1984: Anfang in Freistadt Christiania

Was man dazu wissen muss: Christiania Bikes, benannt nach Kopenhagens Stadtteil Christiania (einst legendär, weil selbstverwaltet und deshalb „Freistadt“ genannt) stellt bereits seit 1984 Lastenräder her. Das erste Rad baute der gelernte Schmied Lars Engstrøm als Geburtstagsgeschenk für seine Frau Annie, heute stellt ihr Unternehmen jährlich 4500 ­Lastenräder her und beschäftigt 26 Mitarbeiter.
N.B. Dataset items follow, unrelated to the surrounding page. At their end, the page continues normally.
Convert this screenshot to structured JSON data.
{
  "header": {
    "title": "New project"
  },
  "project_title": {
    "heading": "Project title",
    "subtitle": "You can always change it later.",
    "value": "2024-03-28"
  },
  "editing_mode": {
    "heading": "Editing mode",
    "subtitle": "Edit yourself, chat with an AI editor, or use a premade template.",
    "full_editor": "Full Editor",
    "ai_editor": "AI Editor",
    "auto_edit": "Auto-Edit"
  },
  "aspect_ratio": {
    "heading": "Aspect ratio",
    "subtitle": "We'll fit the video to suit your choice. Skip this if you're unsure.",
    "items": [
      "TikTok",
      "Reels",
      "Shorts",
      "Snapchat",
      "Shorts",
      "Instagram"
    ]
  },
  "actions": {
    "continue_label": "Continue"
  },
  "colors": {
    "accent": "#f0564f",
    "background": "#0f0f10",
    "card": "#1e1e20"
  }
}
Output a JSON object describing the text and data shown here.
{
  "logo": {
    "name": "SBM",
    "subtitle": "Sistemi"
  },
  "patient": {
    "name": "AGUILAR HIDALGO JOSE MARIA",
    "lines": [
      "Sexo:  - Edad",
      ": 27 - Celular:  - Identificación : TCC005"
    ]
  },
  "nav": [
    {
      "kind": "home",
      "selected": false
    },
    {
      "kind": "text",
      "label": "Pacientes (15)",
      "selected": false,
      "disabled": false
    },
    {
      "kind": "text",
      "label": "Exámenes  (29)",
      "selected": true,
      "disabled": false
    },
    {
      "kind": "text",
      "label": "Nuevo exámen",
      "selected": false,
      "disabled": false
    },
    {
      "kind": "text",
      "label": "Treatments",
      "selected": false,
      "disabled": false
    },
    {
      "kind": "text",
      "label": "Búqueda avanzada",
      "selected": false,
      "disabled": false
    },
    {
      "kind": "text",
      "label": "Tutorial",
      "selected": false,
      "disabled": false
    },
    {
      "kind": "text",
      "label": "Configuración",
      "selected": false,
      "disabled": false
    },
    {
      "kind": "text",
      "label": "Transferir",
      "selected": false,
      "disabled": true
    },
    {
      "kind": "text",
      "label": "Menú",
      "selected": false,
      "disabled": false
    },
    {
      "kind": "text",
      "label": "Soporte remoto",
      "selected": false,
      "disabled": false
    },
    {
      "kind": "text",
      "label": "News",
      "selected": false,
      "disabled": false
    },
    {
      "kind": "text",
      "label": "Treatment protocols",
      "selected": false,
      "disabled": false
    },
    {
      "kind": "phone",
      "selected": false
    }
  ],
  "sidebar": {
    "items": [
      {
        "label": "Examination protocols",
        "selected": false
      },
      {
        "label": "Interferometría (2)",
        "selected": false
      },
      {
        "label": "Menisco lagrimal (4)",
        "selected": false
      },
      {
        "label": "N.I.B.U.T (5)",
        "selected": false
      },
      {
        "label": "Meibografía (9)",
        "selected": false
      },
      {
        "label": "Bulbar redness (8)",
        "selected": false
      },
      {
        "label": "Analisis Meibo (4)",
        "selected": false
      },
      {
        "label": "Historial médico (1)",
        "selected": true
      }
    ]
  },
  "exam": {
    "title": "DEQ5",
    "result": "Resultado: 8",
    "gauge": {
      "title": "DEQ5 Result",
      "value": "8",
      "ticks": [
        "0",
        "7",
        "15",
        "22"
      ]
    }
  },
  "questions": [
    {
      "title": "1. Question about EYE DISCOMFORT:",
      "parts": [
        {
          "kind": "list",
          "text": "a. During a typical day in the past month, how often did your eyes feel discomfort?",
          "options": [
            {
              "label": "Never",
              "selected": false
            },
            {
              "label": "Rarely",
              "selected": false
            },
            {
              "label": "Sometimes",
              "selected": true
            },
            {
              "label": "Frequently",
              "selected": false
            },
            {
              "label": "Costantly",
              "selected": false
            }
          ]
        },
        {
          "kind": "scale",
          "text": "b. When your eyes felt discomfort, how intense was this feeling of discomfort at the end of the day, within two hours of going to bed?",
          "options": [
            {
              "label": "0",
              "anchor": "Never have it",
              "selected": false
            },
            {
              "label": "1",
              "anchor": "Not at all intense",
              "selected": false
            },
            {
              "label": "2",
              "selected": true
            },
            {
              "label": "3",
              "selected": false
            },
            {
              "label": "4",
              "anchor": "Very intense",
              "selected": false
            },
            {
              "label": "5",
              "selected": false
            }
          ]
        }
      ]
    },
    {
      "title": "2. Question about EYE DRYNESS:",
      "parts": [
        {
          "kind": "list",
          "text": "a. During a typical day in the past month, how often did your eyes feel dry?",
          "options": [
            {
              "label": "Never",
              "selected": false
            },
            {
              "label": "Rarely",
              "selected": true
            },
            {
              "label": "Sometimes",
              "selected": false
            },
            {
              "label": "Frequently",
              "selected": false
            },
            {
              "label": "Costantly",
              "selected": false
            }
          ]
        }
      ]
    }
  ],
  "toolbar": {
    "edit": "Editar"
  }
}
Seit etwa einem Jahr bieten die Dänen ihre Modelle in Deutschland auch mit elektrischer Unterstützung an. Dafür arbeiten die Dänen mit Pendix zusammen, dem – nach eigenen Angaben – Marktführer für E-Nachrüstantriebe für Fahrräder, mit Firmensitz in Zwickau.

Familien-Album: Vor über 30 Jahren baute der gelernte Schmied Lars Engstrøm sein erstes Lastenrad in Kopenhagens „Freistadt“ Christiania

Christiania Bikes, Pendix, Historie

Seine Kinder testeten die ersten Modelle, deren Urform noch heute in aktuellen Versionen weiterlebt

Cargobikes in überfüllten Innenstädten

Obwohl Cargobikes inzwischen wegen überfüllter Innenstädte und wachsendem Klima-Bewusstsein voll im Trend liegen, zeigt eine Rückschau, dass bereits zum Beginn des 20. Jahrhunderts die Menschen auf Lastenrädern durch europäische Städte fuhren – bevor das Automobil sie verdrängte.
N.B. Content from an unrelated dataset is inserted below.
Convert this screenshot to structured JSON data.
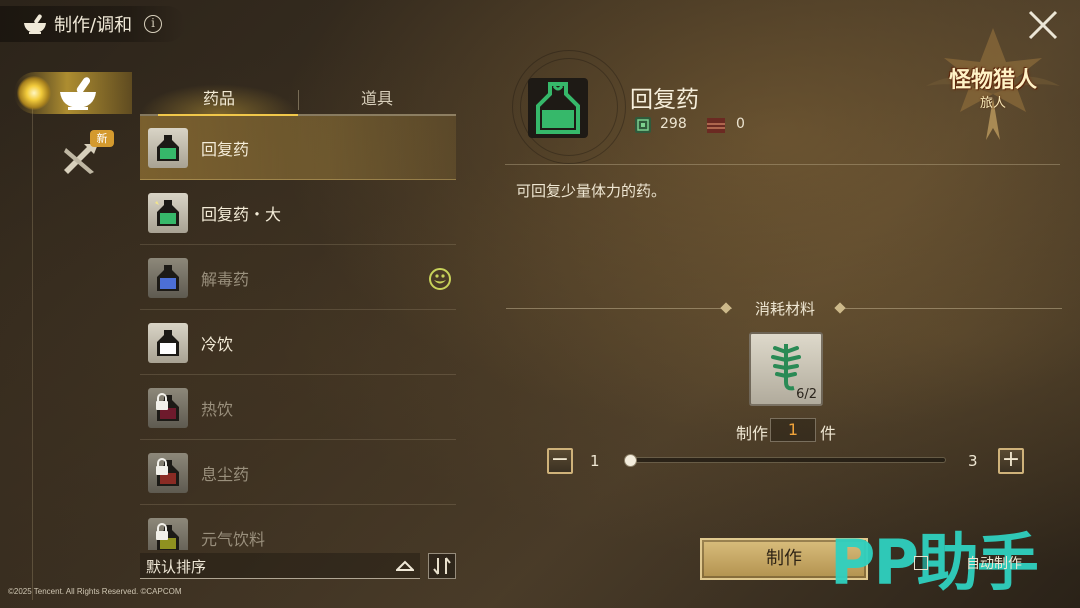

Für Lars Engstrøm und Annie Lerche bot Christiania, die autonome Gemeinde mitten in Kopenhagen, bereits in den 1980er Jahren optimale Voraussetzungen für ihr Unternehmen: Da es in dem von Hippies und Aussteigern bewohnten Viertel keine Autos gab und die Menschen dennoch Transportmöglichkeiten für ihren täglichen Bedarf brauchten, konnte sich das Pärchen nach kurzer Zeit vor Anfragen kaum noch retten. 1990 bezogen sie eine Fabrik auf der Insel Bornholm, wo das Unternehmen bis heute Lastenräder herstellt.

Pendix

Die Akkugehäuse des Pendix-Systems ähneln optisch einer Trinkflasche.

Klassisches Design, deshalb so beliebt

„An dem Design hat sich bis heute nicht viel verändert. Es ist simpel und funktional gehalten, typisch für Kopenhagen und Umgebung“, sagt Lars. In technischer Hinsicht wurde im Laufe der Zeit aber dennoch einiges verbessert: Die Reifen werden inzwischen mit Kevlar verstärkt, die Transportkästen sind wasserdicht, die Rahmen robuster.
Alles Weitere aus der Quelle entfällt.